Limitations & Future Work¶
- Dependency on LLM Annotation Quality: The quality of the "Object-Part-Attribute" tree depends on the LLM. Hallucinations or missing attributes directly affect supervision signal quality.
- Object Name Dependency for HC: HC uses object name embeddings to initialize clusters; its stability across datasets with ambiguous object names remains to be verified.
- Accuracy Loss in Patch Token Setup: Binding classification strictly to local evidence reduces global discriminative power compared to CLS tokens.
Related Work & Insights¶
- vs SALF-CBM: SALF-CBM evaluates only class-level segmentation. OA-CBM refines concepts to part-attributes and explicitly adds object masks, leading in Pred-All grounding h-IoU (35.7 vs 7.1).
- vs DOT-CBM: DOT-CBM uses optimal transport for alignment but does not explicitly model object consistency. OA-CBM outperformed it on ImageNet accuracy (83.1 vs 78.7).
- vs SC-CLIP (SC-CBM): SC-CLIP is a strong baseline (9.8 h-IoU).
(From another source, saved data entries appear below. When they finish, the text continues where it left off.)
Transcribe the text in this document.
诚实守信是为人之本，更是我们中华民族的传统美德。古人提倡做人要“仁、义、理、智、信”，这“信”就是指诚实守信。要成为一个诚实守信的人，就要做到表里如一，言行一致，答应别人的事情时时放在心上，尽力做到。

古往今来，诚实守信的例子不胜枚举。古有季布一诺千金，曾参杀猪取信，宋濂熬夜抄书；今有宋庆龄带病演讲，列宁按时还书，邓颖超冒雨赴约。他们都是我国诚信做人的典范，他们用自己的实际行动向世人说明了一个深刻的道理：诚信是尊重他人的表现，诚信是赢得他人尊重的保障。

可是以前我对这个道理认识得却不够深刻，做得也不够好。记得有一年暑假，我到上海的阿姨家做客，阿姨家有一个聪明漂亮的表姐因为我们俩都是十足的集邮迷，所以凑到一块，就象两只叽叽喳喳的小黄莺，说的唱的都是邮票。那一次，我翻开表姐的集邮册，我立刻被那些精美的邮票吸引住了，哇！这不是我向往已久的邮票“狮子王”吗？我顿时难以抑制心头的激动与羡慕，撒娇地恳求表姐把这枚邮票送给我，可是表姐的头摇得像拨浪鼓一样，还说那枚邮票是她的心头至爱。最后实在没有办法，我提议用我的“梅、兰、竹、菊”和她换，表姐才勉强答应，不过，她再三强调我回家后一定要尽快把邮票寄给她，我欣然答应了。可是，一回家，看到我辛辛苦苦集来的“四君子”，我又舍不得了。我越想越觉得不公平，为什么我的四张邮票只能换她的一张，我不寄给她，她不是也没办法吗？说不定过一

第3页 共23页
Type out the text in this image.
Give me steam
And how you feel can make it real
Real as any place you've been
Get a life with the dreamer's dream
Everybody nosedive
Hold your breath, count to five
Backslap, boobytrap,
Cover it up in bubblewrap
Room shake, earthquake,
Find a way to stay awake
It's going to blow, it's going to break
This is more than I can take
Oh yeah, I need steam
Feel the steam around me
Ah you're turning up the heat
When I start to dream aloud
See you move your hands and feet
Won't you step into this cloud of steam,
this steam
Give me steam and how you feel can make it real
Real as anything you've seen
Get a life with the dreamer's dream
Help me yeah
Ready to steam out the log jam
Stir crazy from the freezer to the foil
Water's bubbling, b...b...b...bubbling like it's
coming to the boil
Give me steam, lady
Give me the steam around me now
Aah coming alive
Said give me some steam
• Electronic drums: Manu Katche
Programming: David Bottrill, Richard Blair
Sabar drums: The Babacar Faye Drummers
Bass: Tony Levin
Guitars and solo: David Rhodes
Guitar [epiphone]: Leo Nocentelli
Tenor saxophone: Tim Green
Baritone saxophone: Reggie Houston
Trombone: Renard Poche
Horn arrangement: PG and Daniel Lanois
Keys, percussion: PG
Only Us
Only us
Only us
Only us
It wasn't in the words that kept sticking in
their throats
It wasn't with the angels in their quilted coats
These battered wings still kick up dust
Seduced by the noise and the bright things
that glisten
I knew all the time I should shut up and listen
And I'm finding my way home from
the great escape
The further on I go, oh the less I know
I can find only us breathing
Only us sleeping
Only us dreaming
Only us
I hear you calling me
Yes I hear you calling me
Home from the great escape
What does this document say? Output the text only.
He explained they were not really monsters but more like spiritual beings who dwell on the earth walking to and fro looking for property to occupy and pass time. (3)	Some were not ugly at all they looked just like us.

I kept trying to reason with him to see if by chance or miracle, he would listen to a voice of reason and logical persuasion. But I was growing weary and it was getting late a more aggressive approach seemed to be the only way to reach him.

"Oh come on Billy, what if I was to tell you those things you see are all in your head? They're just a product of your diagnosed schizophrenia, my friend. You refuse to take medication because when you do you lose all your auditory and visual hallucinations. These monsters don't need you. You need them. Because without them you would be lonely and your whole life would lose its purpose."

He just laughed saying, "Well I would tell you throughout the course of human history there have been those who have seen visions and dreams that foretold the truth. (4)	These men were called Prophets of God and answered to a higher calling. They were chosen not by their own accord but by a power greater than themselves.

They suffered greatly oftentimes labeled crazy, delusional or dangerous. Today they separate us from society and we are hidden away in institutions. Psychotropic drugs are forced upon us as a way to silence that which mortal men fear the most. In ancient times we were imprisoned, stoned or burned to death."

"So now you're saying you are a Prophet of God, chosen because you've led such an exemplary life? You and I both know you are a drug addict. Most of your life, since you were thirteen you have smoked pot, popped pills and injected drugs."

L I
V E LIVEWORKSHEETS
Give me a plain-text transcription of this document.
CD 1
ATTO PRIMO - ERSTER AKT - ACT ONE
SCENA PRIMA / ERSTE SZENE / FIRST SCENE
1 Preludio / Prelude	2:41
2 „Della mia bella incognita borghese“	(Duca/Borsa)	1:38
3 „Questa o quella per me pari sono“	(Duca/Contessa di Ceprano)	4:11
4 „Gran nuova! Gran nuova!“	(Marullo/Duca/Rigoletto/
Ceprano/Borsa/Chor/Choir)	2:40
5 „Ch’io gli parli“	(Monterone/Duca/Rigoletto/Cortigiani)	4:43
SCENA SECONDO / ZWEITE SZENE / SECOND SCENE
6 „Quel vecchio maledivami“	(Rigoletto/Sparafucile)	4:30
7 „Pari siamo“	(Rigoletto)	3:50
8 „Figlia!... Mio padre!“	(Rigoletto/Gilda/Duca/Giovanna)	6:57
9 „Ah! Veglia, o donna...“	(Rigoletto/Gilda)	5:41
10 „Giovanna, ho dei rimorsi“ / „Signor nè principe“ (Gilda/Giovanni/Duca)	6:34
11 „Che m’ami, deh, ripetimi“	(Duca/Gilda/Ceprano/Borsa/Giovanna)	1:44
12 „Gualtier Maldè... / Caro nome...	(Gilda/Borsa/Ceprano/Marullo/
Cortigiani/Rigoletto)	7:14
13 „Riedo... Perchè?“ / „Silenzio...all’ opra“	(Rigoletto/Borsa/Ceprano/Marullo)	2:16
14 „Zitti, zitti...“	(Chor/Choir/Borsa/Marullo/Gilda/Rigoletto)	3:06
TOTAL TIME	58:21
OA-CBM dominates by enforcing object-semantic dual consistency rather than just refining visual features.
Rating¶
- Novelty: ⭐⭐⭐⭐ Diagnosing "semantic/object dual inconsistency" and providing dedicated modules is innovative.
- Experimental Thoroughness: ⭐⭐⭐⭐ Multiple datasets, protocols, and readout settings; however, evidence for open-world generalization is limited.
- Writing Quality: ⭐⭐⭐⭐ Intuitive motivation and clear pipeline; some symbols rely on supplementary materials.
- Value: ⭐⭐⭐⭐ Provides reusable datasets, the OCG task, and a decoupled design valuable for the explainability community.